Offensive efficiency kept Kewanee (18-3, 11-0 TRAC-9) ahead from the opening basket to the final horn. Defensive inconsistencies allowed the Prophets (12-13, 5-7) to stay close even when the Boilermakers twice had eight-point leads in the second half.
Prophetstown countered with a run of its own, with its last cutting the deficit to 66-62 as it held the ball with 3:02 left. Gustafson then sealed the deal, forcing a steal near the mid-court line and converting an uncontested layup to push the lead to 68-62.
"It always helps to make a defensive play," Gustafson said. "It gets everyone fired up."
After that, Kewanee scored 10 of the game's last 11 points to get its ninth consecutive win.
"That was the play that energized us to make that run," said Kewanee coach Steve Salisbury, whose team hit all 10 foul shots in the final 70 seconds. "For sure."

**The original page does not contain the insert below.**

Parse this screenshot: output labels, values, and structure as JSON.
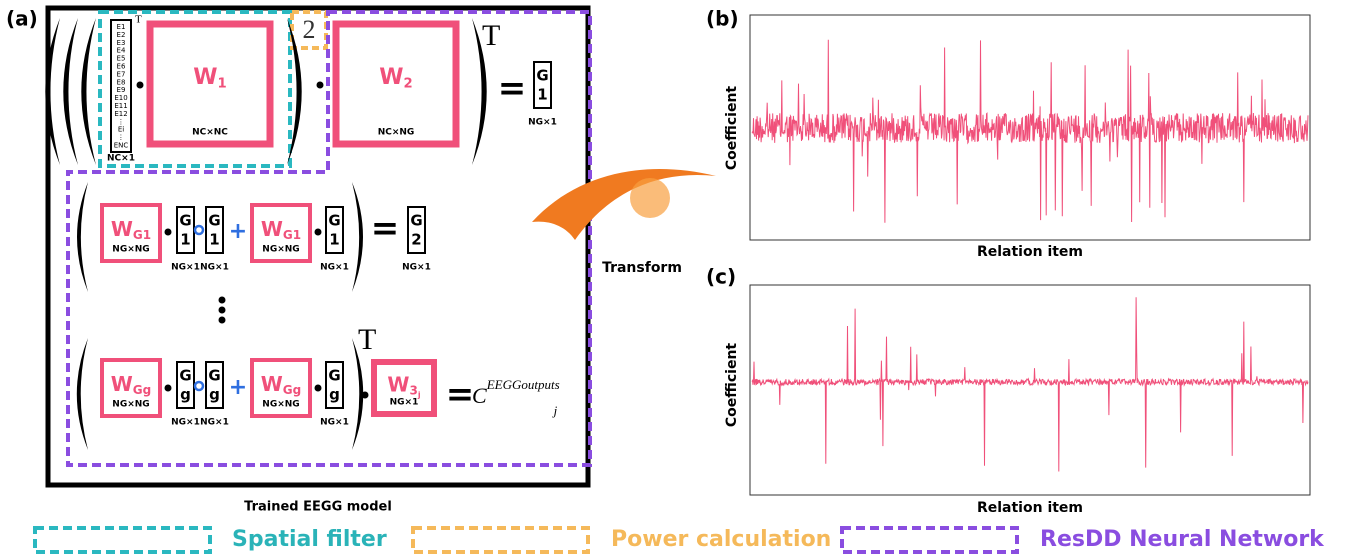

Down two points midway through the fourth, the Prophets went the final 3:26 without a field goal.
"It comes down to composure and execution," said Prophetstown coach Cordell Juhola, who received 18 points from Carter Ames and 17 from Devin Johnson. "Untimely errors ... "
While the Boilermakers were frustrated with spotty defensive play and their inability to put the game away when they had chances, they did play their best when it mattered most. Kewanee hit 10 of its 11 fourth-quarter foul shots and thwarted every Prophetstown rally attempt with solid defense.
What helped keep the lead was a balanced scoring attack, with Dayton Ince (18 points), Donovan Oliver (16), Gustafson (12), Ryan Hicks (11) and Jared Nimrick (10) all reaching double figures.
"It wasn't our best game, but it was a good game," Salisbury said. "We fought through some adversity and showed signs of maturity."
Better yet, the Boilermakers never trailed. Looking back, that's a good thing.
"We've been doing well this year of keeping a lead, even how slight it is," Gustafson said. "We do a good job of making (the opponent) play from behind."